We got a Treasury spokesman to walk us through their addition, and here’s how it goes. Keep in mind these numbers show how much money Treasury has set aside for these purposes, not how much is actually out the door. (Our ongoing tally of that shows $303.3 billion actually spent.)

 

Investment in banks $218 billion
Additional money to Citi and BoA $52.5 billion
AIG $70 billion
Auto industry bailout $24.8 billion
Financing for auto parts suppliers $5 billion
Mortgage modification program $50 billion
Public-private toxic asset program $100 billion
Small business program $15 billion
TALF (Fed program to spur lending) $55 billion
Total $590.3 billion

 

That leaves Treasury with about $109.7 billion left out of the $700 billion. You get to around $134 billion with a little positive thinking: about $25 billion will be coming back to Treasury, both in redemptions of investments and dividend payments, in the next year, they say.

As we reported yesterday, eight banks so far have either returned Treasury’s investment or declared that they will. If you add those redemptions to the dividends collected by Treasury so far, you get about $3.7 billion. If that pace kept up through all of 2009, Treasury would collect about $15 billion.
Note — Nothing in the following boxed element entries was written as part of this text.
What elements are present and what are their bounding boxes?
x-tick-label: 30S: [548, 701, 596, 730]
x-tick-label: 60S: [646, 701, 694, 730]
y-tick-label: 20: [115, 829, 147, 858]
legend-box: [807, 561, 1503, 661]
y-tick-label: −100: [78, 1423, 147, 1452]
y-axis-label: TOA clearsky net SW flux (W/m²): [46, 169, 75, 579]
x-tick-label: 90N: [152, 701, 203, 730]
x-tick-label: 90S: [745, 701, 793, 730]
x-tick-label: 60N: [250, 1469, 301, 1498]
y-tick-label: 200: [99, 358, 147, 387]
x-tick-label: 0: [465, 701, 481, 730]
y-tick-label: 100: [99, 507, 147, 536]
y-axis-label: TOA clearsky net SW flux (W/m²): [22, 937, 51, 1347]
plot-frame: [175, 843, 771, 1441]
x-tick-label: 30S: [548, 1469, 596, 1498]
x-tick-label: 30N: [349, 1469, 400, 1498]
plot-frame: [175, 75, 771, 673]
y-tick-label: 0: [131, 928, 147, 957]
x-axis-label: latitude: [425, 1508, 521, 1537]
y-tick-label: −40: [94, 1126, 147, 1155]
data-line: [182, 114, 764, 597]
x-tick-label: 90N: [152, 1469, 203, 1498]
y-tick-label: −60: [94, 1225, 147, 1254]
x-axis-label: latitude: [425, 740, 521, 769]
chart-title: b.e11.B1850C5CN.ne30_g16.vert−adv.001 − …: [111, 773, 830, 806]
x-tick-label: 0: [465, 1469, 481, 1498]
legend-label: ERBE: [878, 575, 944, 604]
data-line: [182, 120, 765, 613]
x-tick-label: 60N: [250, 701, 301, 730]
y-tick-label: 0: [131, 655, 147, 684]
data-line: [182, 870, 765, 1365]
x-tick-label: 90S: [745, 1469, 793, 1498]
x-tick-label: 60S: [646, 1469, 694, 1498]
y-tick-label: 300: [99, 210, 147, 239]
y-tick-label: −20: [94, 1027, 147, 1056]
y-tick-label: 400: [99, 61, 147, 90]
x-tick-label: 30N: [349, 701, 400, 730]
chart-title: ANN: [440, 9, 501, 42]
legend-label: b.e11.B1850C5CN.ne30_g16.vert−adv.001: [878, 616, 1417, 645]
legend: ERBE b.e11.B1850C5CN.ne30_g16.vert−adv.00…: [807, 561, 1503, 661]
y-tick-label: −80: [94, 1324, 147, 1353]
So how is it counting on $25 billion coming back this year? Treasury must be assuming that one of the larger banks will be able to return its money soon -- Goldman Sachs and Morgan Stanley, for instance, which both received $10 billion, have declared their desire to do so.

How far will that whatever billions are left delay the inevitable? The administration has been warning for months that it might have to return to Congress to ask for more bailout money. Meanwhile, regulators are performing “stress tests” on the nation’s top banks to see whether they need more capital to survive the downturn – an outcome that could result in more than $100 billion in additional investments.